La semaine dernière, le premier ministre japonais a mis les pieds dans le plat. Son pays, il le verrait bien sans l’atome. Question : l’archipel peut-il se passer de cette source d’énergie ?
13 juillet. Lors d’une conférence de presse, Naoto Kan, premier ministre japonais, peint un avenir inédit pour l’archipel. Un avenir débarrassé de l’atome. Après Fukushima, « on ne peut plus soutenir que la politique menée jusqu’à présent garantisse la sécurité de l’exploitation de l’énergie nucléaire. Nous devons concevoir une société qui puisse s’en passer. » L’homme est un récidiviste. Depuis la crise de Fukushima, il n’en finit pas d’affirmer son soutien aux énergies renouvelables et l’abandon d’un programme qui prévoit la construction de quatorze nouveaux réacteurs nucléaires d’ici à 2030.
Bronca médiatique
Mais le Japon peut-il se passer du nucléaire ? Non, assurent quelques médias :
« brandir une pancarte ‘sortir du nucléaire’ au moment où l’on prédit une pénurie de courant est tout simplement irresponsable », s’agace le quotidien de droite
Yomiuri Shimbun.
« Si l’on pense aux conséquences sur la vie des citoyens, [ces] propos sont irréfléchis », appuie
le Nikkei. A l’intérieur même du cabinet, les voix s’élèvent :
« Les pays vont se ruer sur le pétrole et le gaz naturel, a par exemple expliqué Kaoru Yosano, le ministre d’Etat en charge de l’économie et de la politique fiscale
au Yomiuri. Les prix vont grimper et l’inquiétude d’un approvisionnement stable va grandir. Devons-nous vraiment nous mettre dans une telle situation ? (…) Sans énergie nucléaire, notre niveau de vie va décliner. »
Devant la levée de boucliers suscitée par son annonce, le premier ministre a fini par préciser que sa déclaration relevait d’une opinion personnelle, et non d’une position gouvernementale rapporte le Yomiuri Shimbun
90 milliards d’euros d’énergies fossiles
Au-delà de ces tergiversations, la question demeure : l’abandon de l’atome est-il vraiment impossible ? Avant Fukushima, le Japon tirait 30% de son électricité de l’énergie nucléaire et envisageait de gonfler cette part à 53% d’ici à 2030. Et aujourd’hui ? Seuls 19 des 54 réacteurs du Japon sont encore en fonctionnement, les autres ayant été touchés par le séisme ou stoppés pour maintenance. Comment faire ? Recourir aux énergies fossiles ?

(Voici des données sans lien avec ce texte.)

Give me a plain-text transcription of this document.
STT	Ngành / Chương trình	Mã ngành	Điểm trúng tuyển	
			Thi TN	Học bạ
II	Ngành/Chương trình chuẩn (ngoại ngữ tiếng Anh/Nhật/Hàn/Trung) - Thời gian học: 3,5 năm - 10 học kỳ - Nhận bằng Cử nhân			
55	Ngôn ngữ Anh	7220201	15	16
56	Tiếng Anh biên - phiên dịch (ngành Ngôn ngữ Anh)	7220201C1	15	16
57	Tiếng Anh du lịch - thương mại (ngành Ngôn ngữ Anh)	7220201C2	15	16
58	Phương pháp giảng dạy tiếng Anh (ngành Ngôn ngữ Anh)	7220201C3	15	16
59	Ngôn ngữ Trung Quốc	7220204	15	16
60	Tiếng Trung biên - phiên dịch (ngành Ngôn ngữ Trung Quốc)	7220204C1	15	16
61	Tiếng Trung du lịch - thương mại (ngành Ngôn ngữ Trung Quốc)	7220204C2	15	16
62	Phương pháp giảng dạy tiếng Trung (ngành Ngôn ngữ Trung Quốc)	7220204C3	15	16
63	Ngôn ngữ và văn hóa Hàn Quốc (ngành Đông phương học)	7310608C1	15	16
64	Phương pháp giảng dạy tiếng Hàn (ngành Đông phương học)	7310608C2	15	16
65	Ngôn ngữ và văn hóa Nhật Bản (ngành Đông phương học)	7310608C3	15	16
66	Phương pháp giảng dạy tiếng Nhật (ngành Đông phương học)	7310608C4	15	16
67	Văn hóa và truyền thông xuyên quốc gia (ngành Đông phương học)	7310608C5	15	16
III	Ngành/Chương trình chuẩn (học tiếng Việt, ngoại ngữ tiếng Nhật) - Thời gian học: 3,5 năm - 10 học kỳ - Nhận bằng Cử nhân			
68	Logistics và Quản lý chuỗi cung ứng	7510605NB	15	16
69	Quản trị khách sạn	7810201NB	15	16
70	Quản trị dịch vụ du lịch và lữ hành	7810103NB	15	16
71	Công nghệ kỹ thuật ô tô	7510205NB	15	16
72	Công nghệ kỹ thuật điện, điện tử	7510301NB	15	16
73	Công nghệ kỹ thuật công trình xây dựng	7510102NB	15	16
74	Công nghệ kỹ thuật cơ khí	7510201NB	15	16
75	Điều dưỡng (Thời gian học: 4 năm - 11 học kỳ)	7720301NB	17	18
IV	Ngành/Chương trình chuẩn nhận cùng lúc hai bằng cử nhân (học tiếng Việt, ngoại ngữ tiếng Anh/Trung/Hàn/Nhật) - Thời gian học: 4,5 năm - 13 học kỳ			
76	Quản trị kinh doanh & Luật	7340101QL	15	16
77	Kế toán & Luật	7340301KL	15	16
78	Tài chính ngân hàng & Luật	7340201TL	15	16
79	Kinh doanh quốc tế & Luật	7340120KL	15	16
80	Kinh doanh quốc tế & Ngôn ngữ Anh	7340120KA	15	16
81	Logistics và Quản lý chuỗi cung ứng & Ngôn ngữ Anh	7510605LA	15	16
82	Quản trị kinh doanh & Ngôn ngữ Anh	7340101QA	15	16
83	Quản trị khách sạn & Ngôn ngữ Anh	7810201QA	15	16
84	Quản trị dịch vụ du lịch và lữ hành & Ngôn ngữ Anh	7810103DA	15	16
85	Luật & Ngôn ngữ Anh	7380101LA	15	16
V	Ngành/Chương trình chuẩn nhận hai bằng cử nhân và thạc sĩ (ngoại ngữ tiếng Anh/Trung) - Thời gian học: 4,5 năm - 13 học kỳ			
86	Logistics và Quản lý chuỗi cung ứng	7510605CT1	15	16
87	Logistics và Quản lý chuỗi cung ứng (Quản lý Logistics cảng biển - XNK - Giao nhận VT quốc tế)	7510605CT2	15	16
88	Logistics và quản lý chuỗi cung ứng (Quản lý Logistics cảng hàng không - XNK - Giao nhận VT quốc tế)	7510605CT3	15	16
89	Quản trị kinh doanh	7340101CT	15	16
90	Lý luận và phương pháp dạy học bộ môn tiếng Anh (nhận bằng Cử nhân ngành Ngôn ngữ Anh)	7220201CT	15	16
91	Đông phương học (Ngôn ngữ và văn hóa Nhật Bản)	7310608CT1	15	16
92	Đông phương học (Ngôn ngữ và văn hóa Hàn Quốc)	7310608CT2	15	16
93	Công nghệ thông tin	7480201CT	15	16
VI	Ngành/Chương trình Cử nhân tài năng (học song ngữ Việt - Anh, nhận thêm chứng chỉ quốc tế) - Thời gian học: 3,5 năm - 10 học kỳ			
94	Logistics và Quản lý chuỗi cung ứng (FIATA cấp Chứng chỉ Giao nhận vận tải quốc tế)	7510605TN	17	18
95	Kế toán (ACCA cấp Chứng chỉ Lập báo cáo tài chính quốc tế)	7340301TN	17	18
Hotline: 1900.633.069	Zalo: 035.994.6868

« Le pays serait incapable de combler le déficit simplement avec des énergies fossiles » précisent les chercheurs du
Centre japonais pour la recherche économique. Pis, l’opération serait coûteuse.
Pour remplacer rien que la puissance fournie par les centrales de Fukushima Daiichi et de Fukushima Dani, touchées par le séisme, il faudrait compter 10 000 milliards de yens sur 10 ans (90 milliards d’euros). Quant au recours aux énergies fossiles, il pourrait enterrer la promesse du gouvernement de réduire ses émissions de gaz à effet de serre de 25% en 2020. Les énergies renouvelables ? Sauf à considérer l’hydraulique, elles ne pèsent pour le moment que 1% dans le bouquet électrique.
Privés de clim
En attendant, le gouvernement a demandé à ses concitoyens d’être économes, imposant aux grandes entreprises et aux administrations de la région de Tokyo et du Tohoku, au nord-est, de réduire leur consommation de 5 à 15% pendant l’été, en abandonnant notamment la climatisation. Il a demandé aussi aux particuliers de diminuer l’usage des appareils électriques. Pourra-t-on éviter néanmoins que l’économie souffre ? Si 10% d’électricité venait à manquer cet été dans la région du Kanto, largement touchée par le séisme, et si
« l’activité économique de chaque industrie déclinait en proportion de sa dépendance à l’électricité », l’activité globale du Japon pourrait décliner de 4 cet été et de 2% pour l’année entière, estiment les chercheurs du centre japonais pour la recherche économique. Pour le moment, la situation s’apparente à une impasse.